Published 18:22 on December 6, 2018  /  Last updated at 12:56 on December 19, 2023  / /  Africa, Americas, Asia Pacific, Climate Talks, Contributed Content, EMEA, International, Nature-based, Other APAC, Other Content, South & Central, US, Voluntary

“RIA lives!” said Peruvian indigenous leader Fermín Chimatani Tayori, referring to a private-public partnership called “Amazon Indigenous REDD+”, an eight-year effort to develop protocols and projects that use carbon finance to support indigenous development plans called “Life Plans” (Planes de Vida).

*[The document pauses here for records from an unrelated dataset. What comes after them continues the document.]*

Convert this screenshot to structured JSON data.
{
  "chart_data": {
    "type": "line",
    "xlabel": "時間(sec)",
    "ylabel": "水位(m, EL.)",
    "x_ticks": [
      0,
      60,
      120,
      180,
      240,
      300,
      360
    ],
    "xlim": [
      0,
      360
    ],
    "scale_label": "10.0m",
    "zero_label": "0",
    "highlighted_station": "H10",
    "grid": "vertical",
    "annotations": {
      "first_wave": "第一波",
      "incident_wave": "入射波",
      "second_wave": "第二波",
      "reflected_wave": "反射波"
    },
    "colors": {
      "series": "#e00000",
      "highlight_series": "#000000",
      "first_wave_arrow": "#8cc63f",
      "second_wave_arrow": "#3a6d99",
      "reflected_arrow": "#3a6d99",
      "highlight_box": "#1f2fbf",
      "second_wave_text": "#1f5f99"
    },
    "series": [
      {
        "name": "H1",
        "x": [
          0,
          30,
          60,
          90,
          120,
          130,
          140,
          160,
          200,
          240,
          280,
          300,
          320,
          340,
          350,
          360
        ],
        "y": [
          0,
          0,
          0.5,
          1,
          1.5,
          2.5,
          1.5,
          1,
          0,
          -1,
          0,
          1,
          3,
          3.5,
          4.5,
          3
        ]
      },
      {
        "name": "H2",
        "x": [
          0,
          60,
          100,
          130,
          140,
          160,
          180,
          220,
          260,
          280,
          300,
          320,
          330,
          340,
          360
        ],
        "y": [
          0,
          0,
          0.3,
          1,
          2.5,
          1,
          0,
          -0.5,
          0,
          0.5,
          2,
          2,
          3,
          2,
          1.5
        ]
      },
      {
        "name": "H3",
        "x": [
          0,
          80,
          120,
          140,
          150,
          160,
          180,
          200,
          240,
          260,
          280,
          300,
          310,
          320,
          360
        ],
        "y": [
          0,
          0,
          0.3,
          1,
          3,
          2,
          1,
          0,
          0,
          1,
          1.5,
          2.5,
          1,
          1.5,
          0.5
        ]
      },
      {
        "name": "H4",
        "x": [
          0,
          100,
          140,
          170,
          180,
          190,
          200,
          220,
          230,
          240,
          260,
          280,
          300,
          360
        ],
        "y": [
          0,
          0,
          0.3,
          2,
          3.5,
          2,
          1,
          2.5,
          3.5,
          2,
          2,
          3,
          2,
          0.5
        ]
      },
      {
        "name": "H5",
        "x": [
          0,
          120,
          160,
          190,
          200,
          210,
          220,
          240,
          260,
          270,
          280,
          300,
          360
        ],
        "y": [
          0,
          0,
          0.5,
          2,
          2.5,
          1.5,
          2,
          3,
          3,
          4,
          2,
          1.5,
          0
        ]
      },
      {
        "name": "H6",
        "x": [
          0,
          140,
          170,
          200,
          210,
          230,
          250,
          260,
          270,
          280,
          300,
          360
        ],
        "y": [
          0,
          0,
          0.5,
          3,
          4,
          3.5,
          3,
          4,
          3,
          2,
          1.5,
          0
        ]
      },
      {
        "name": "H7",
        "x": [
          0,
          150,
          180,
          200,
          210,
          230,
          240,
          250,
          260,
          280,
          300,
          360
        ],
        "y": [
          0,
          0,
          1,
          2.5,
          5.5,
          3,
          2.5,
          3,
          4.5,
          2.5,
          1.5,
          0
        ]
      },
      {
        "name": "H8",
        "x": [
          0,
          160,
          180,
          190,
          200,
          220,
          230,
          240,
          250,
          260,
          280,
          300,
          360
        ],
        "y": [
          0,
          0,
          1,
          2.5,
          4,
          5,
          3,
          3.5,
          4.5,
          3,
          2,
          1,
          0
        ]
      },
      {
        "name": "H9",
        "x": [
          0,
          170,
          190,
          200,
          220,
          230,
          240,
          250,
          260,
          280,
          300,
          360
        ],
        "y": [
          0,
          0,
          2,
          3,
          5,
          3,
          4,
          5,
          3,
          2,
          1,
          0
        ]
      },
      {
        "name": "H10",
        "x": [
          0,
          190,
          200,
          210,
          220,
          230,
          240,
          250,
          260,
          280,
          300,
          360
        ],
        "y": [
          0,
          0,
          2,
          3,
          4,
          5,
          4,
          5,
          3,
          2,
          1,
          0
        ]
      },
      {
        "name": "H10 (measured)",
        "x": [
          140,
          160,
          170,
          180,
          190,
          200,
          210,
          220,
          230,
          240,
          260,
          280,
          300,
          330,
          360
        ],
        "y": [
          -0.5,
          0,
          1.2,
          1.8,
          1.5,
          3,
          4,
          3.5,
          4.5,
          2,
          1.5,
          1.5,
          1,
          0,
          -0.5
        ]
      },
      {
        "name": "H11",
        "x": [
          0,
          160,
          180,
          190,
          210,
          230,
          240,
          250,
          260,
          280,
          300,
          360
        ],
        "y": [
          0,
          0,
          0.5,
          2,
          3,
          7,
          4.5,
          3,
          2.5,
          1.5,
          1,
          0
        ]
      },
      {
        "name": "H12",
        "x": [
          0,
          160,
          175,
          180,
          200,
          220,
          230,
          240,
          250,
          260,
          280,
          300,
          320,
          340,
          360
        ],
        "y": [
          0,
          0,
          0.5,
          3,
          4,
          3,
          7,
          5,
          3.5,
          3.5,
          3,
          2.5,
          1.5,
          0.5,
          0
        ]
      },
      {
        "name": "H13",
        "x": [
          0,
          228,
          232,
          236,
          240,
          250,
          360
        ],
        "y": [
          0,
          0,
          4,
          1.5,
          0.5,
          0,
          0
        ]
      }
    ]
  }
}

“RIA lives!” said Peruvian indigenous leader Fermín Chimatani Tayori, referring to a private-public partnership called “Amazon Indigenous REDD+”, an eight-year effort to develop protocols and projects that use carbon finance to support indigenous development plans called “Life Plans” (Planes de Vida).

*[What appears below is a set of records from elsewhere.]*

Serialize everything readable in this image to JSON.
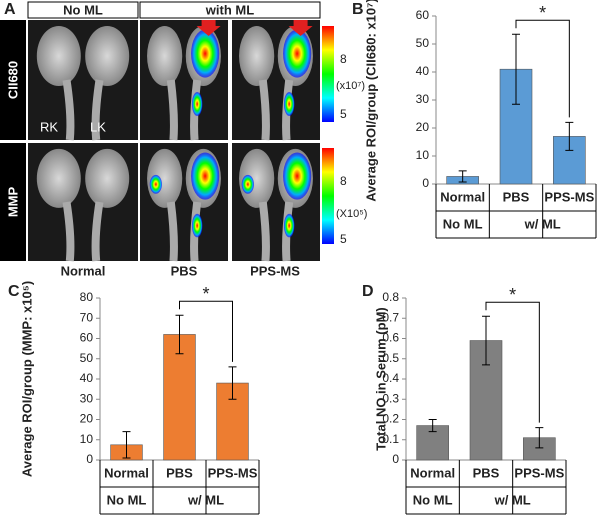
{
  "panel_a": {
    "panel_label": "A",
    "header_left": "No ML",
    "header_right": "with ML",
    "row_labels": [
      "CII680",
      "MMP"
    ],
    "kidney_labels": [
      "RK",
      "LK"
    ],
    "colorbar_top": {
      "high": "8",
      "unit": "(x10⁷)",
      "low": "5"
    },
    "colorbar_bottom": {
      "high": "8",
      "unit": "(X10⁵)",
      "low": "5"
    },
    "column_labels": [
      "Normal",
      "PBS",
      "PPS-MS"
    ]
  },
  "chart_data": [
    {
      "type": "bar",
      "panel_label": "B",
      "y_label": "Average ROI/group (CII680: x10⁷)",
      "categories": [
        "Normal",
        "PBS",
        "PPS-MS"
      ],
      "groups": [
        "No ML",
        "w/ ML"
      ],
      "values": [
        2.7,
        41,
        17
      ],
      "errors": [
        2,
        12.5,
        5
      ],
      "color": "#5b9bd5",
      "ylim": [
        0,
        60
      ],
      "yticks": [
        0,
        10,
        20,
        30,
        40,
        50,
        60
      ],
      "annotation": "*"
    },
    {
      "type": "bar",
      "panel_label": "C",
      "y_label": "Average ROI/group (MMP: x10⁵)",
      "categories": [
        "Normal",
        "PBS",
        "PPS-MS"
      ],
      "groups": [
        "No ML",
        "w/ ML"
      ],
      "values": [
        7.5,
        62,
        38
      ],
      "errors": [
        6.5,
        9.5,
        8
      ],
      "color": "#ed7d31",
      "ylim": [
        0,
        80
      ],
      "yticks": [
        0,
        10,
        20,
        30,
        40,
        50,
        60,
        70,
        80
      ],
      "annotation": "*"
    },
    {
      "type": "bar",
      "panel_label": "D",
      "y_label": "Total NO in Serum (pM)",
      "categories": [
        "Normal",
        "PBS",
        "PPS-MS"
      ],
      "groups": [
        "No ML",
        "w/ ML"
      ],
      "values": [
        0.17,
        0.59,
        0.11
      ],
      "errors": [
        0.03,
        0.12,
        0.05
      ],
      "color": "#808080",
      "ylim": [
        0,
        0.8
      ],
      "yticks": [
        0,
        0.1,
        0.2,
        0.3,
        0.4,
        0.5,
        0.6,
        0.7,
        0.8
      ],
      "annotation": "*"
    }
  ]
}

RIA was initiated in 2010 by the Peruvian indigenous association AIDESEP (Interethnic Association for the Development of the Peruvian Rainforest), and it blends the carbon accounting of REDD+ (Reducing Emissions from Deforestation and Degradation) with traditional indigenous agroforestry strategies that conserve forest while producing fruits and other non-timber forest products. It also layers in recognition of collective land rights specific to indigenous peoples.

Indigenous leader Juan-Carlos Jintiach formally announced RIA in 2011 at year-end climate talks in Durban, South Africa, and championed it in global climate talks as head of the Coordinated Indigenous Organizations of the Amazon Basin (COICA). When Jintiach stepped down, Tayori, who is President of Peru’s National Association of Communal Reserve Leaders (ANECAP), became its champion in global talks.

The two men appeared together this week in Katowice, Poland, to outline the progress to date and to urge further expansion into forests beyond indigenous territories.

Tayori says that his own people, the Amarakaeri, have implemented the REDD+ program across their territory, the Amarakaeri Communal Reserve (RCA), which covers more than 400,000 hectares in the Peruvian state of Madre de Dios.

Critically, he adds, the project was implemented jointly with the state and federal government as part of Peru’s Climate Action Plan, or Nationally-Determined Contribution (NDC) to the Paris Climate Agreement. That, he says, had knock-on benefits for territorial governance beyond climate.

“By working together with the government on the project, we opened a dialogue that has led to us co-administering the territory on equal footing with the government,” he says. “The Amarakaeri governing structure is now a regional government within Peru.”

Berioska Quispe Estrada, a specialist in Land Use, Land-Use Change, and Forestry within Peru’s Federal Ministry of Environment (MINAM), agreed, and said RIA could serve as a template for conservation projects across the country.

“We included community management of forests in our NDC, and we want to develop community-based mechanisms for conservation,” she said. “We have 54 million hectares that are committed for conservation, and RIA is one of the most important pillars of this effort, because we can create similar mechanisms.”

Jintiach said the template could be spread beyond Peru, to indigenous territories across the Amazon.

“Indigenous people are currently protecting 200 million hectares of forest across the Amazon,” he said, displaying a map that overplayed indigenous territories with deforestation rates. “We need your support if we are to prevent the planet from reaching the 1.5 degrees Centigrade threshold, and RIA offers a mechanism though which you can offer that support.”

The Peruvian government hopes to attract carbon-based payments based on reduced rates of deforestation, and she says the money will go directly to the communities.

“In developing this program, we have developed a system for making conditional direct transfers to communities,” said Estralda. “The Amarakaeri have always been good stewards of the land, but they have been able to reduce deforestation even further in the last few years thanks to this program.”